12 thoughts on “Apple kills Chomp for Android”

      1. Apple hate is so sad. Why in the world would Apple want to recommend an android app? It would just be stupid. Stupid Apple ain’t.

  1. “It is hard to figure out what is going to happen to Chomp’s deal with Verizon.”

    What deal? Yes, I can use the internet but shouldn’t there be some context in this article?

  2. Exactly the same as Apple killed Logic for Windows after they bought Emagic.

    It is tempting to think of it as anti-competitive, but the reality is, it’s just that Apple doesn’t want to sell crappy products. Logic for Windows had only a subset of the features of Logic for Mac — the original version that goes back to when it was called Notator in the 1980’s — and there are hardly any musicians on Windows. Most audio users on Windows are broadcasters and they have lots of app choices for low-quality audio playback. The energy from Logic for Windows was better spent on GarageBand for Mac, iPhone, and iPad. Those are better products that have enabled more people to make more music.

    Similarly, Android is crap, Android apps are crap, and there is not even one real Android platform. Helping people to discover Android apps is not helping those users. That is just participating in Google’s scam that they are working on consumers. Next you will want Prada stores to start promoting counterfeit Prada bags.

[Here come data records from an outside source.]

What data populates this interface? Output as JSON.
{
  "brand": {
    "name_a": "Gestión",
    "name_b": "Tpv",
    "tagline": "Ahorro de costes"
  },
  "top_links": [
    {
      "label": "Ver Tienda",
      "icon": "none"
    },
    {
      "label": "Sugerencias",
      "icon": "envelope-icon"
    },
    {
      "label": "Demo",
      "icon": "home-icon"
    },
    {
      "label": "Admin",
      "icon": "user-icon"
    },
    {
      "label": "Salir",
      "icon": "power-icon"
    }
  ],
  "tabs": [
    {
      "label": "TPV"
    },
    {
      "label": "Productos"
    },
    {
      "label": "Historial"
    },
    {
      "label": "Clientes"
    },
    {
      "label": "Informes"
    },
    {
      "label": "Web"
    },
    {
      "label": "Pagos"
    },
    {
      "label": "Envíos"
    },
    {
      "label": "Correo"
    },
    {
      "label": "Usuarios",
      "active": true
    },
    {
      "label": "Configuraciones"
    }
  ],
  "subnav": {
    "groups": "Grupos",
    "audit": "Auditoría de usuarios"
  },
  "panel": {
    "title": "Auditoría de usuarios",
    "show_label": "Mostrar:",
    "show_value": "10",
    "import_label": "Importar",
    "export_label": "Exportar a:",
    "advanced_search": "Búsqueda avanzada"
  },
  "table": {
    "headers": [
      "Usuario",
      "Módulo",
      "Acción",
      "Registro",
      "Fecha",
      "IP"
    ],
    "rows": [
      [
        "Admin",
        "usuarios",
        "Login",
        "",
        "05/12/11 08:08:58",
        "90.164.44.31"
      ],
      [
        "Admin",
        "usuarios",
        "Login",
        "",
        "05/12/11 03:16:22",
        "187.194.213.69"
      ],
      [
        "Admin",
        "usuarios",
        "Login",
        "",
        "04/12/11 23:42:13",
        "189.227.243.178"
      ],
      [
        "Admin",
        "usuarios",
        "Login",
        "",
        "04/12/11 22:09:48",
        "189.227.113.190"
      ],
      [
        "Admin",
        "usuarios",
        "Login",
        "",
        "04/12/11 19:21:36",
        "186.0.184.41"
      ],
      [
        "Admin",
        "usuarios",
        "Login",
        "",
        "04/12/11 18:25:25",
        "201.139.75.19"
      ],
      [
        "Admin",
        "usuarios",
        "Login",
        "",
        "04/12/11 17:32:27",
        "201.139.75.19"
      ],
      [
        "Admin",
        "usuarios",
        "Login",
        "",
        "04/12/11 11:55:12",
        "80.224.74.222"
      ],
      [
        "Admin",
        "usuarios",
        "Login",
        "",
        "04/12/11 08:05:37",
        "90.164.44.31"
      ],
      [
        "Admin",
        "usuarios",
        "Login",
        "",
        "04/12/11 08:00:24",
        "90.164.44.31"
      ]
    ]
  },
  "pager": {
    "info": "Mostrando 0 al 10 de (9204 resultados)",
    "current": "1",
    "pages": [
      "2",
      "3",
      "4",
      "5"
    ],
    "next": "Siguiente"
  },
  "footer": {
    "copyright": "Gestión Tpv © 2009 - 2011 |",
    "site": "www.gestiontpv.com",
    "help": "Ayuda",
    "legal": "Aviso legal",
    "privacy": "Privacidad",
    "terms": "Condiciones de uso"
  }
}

    And “iPhone / iPad” is a question a consumer can answer. “iOS / Android” is not. Most iPhone users do not know what “iOS” is and the same is true of most iPad users, and similarly, most users of phones based on the Android open source project do not know what “Android” is, and the definitions vary.

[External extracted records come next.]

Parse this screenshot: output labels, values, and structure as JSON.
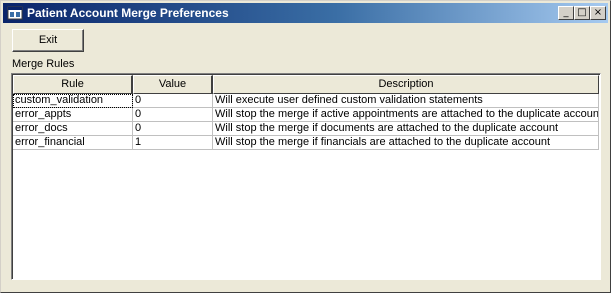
{
  "window": {
    "title": "Patient Account Merge Preferences",
    "controls": {
      "minimize": "_",
      "maximize": "□",
      "close": "×"
    }
  },
  "toolbar": {
    "exit_label": "Exit"
  },
  "section": {
    "label": "Merge Rules"
  },
  "table": {
    "headers": {
      "rule": "Rule",
      "value": "Value",
      "description": "Description"
    },
    "rows": [
      {
        "rule": "custom_validation",
        "value": "0",
        "description": "Will execute user defined custom validation statements"
      },
      {
        "rule": "error_appts",
        "value": "0",
        "description": "Will stop the merge if active appointments are attached to the duplicate account"
      },
      {
        "rule": "error_docs",
        "value": "0",
        "description": "Will stop the merge if documents are attached to the duplicate account"
      },
      {
        "rule": "error_financial",
        "value": "1",
        "description": "Will stop the merge if financials are attached to the duplicate account"
      }
    ]
  },
  "colors": {
    "title_start": "#0a246a",
    "title_end": "#a6caf0",
    "face": "#ece9d8"
  }
}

    So Emagic and Chomp both got better after they were purchased.

    I know none of this makes sense to those of you who are inside the Nerd bubble, but the Nerd Bubble is maybe 10% of the technology world now. The rest of us just aren’t interested in your ideas about generic technology platforms that may exist sometime in the future, or may one day in the future match what Apple was doing 5 years ago, if only we users would just take a CS 101 course and learn what not to click on, why we wouldn’t need Apple at all. Yawn. Same for the knee-jerk armchair capitalism “we need to encourage competition!” BS. Apple competed fair and square and they are the biggest company in the world because of the fact that they are much better at capitalism than you. On AT&T/Verizon/Sprint, 6 out of every 10 devices they sell is an Apple device. That goes back 2 years at Verizon and 5 at AT&T. That is competition. Apple won this round, same as Microsoft won PC’s in the 1990’s. Alternatives to Apple will have to work to find their markets, like Kindle is doing, like Microsoft is trying to do with Windows 8.

    1. My, what a grandiose self-inflated douch-nozzle you are. Please don’t include yourself with us 90%. It’s embarrassing…

  3. I do wonder how this will affect app discovery. Chomp was and is cool but the algorithmic approach I always wondered about. Can you really write an algorithm to determine quality of anything? It seems like a human touch is needed.

    That’s why we created AppMyWorld (http://www.appmyworld.com). It aggregates professional human reviews from around the web. Right now we only concentrate on iOS (iPhone, iPad, & iPod) but do people think we should expand to Android?

    Check us out and let us know what you think.

  4. anti-trust? if android and it apps are not good, then shouldn’t the market decide that, and not Apple?